The concept of "media ecology" relies on a metaphorical transfer that media theorists took over from urban sociology, where "human ecology" had in its turn developed out of a translation of categories from biological ecology. I would like to begin by exploring some of the implications of this double transfer obliquely, by way of a literary rather than a theoretical text: Gary Snyder's poem "Walking the New York Bedrock" (1987). In this poem, Snyder describes the densely populated and artificial environment of Manhattan in terms of natural metaphors that assimilate it to a biological ecosystem. At a literal level, he points to the natural organisms that inhabit the city, from the "spiderwebs, fungus, lichen" of subway tunnels to birds and gingko trees in parks and streets; metaphorically, he compares the movement of visitors in Manhattan's art museums to that of fish or planets, the back and forth of helicopters "[t]rading pollen and nectar" to that of insects, and the stratified human habitats, from the street level of the homeless to the top floors of skyscrapers, to plant growth of varying heights in a forest, the top ones being exposed to more sunlight and thereby able to perform "[m]ore photosynthesis." 1

Even though many of the individual metaphorical transfers between city and nature that Snyder performs are amusing and innovative, [End Page 149] the overall idea of the city as organism is hardly original. One of the metaphors that is most insistently repeated in the poem, however, goes a step beyond simply considering urban space on its own as a more or less functional organism; several times, Snyder compares New York City to a living creature that is itself part of a larger ecosystem:

Glass, aluminum, aggregate gravel,
Iron. Stainless steel.
Hollow honeycomb brain-buildings owned by

Columbia University, the landlord of
Anemone
    colony
Alive, in the Sea of Information (p. 98)

In the first stanza, the verbless juxtaposition of nouns and the paired alliterations—glass/gravel, aluminum/aggregate, stainless/steel, hollow/honeycomb, brain/buildings—both typical of Snyder's descriptive style, convey a sense of the rock-solid materiality and architectonic constructedness of the buildings he observes, even as the last line of this stanza transposes this constructedness from the hardness of iron and steel to the softer and "hollow" one of bees building a hive with wax and honey. At the same time, the metaphor of the "brain-buildings" designates the university as the brain of the organism that is the city. But the next stanza subtly transmutes this image of the beehive city with a university brain to a different one, casting the city in its entirety as only a cluster of organisms in a much larger habitat: again modulating the metaphor with alliterations ("Columbia/colony," "anemone/alive"), Snyder here portrays New York City as just one set of marine organisms, a "colony" in a much wider and more abstract network of connections, the "Sea of Information" constituted by flows of data across the country and the globe. Clearly, the diffuseness and fluidity that this metaphor implies stand in stark contrast to the self-confident materiality of the built environment in the previous stanza: however much the architectural surface of the city may impress the observer with its massive solidity and clear boundaries, its "aliveness" is grounded in the informational and economic "liquidity" that merges it with the invisible environment surrounding it.

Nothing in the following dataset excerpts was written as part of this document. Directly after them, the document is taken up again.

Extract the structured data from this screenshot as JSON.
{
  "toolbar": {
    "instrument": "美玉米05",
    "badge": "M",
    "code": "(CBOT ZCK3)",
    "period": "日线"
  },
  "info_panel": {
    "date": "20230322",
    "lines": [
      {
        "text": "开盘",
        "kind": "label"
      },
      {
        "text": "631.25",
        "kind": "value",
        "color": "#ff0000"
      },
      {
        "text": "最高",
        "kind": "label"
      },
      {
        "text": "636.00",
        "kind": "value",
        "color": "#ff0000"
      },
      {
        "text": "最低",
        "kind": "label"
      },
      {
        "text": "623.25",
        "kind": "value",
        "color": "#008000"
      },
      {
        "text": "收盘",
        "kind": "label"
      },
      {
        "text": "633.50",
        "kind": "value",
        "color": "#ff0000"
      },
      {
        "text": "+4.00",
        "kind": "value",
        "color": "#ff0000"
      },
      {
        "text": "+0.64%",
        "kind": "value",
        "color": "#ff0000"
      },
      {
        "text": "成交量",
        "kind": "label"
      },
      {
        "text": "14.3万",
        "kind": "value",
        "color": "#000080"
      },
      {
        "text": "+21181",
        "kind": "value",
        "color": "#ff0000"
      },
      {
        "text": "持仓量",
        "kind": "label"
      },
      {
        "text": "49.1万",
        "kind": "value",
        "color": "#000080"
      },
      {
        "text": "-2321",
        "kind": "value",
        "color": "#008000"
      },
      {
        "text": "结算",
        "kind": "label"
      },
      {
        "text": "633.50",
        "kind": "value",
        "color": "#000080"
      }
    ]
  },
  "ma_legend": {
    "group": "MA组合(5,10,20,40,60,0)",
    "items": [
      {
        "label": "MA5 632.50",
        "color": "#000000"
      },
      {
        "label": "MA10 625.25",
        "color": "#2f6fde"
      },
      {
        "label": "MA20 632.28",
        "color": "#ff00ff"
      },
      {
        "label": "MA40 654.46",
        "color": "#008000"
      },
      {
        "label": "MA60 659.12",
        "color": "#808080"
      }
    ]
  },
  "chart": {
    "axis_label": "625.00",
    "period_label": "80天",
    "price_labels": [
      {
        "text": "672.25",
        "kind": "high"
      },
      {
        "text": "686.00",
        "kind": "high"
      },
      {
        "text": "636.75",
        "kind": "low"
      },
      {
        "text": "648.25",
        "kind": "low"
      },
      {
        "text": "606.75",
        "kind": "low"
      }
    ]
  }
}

On one occasion, Snyder substitutes for the "Sea of Information" the "Sea of Economy" (p. 99), another national and international network of connections and transfers. At the end of the poem, he returns to the image of information-exchange flows as a kind of liquid habitat: [End Page 150]

    Soft liquid silver,
Beautiful buildings we float in, we feed in,
    Foam, steel, gray
Alive in the Sea of Information. (p. 102)

The techniques deployed here resemble those of the stanza quoted earlier—heavy alliteration ("soft...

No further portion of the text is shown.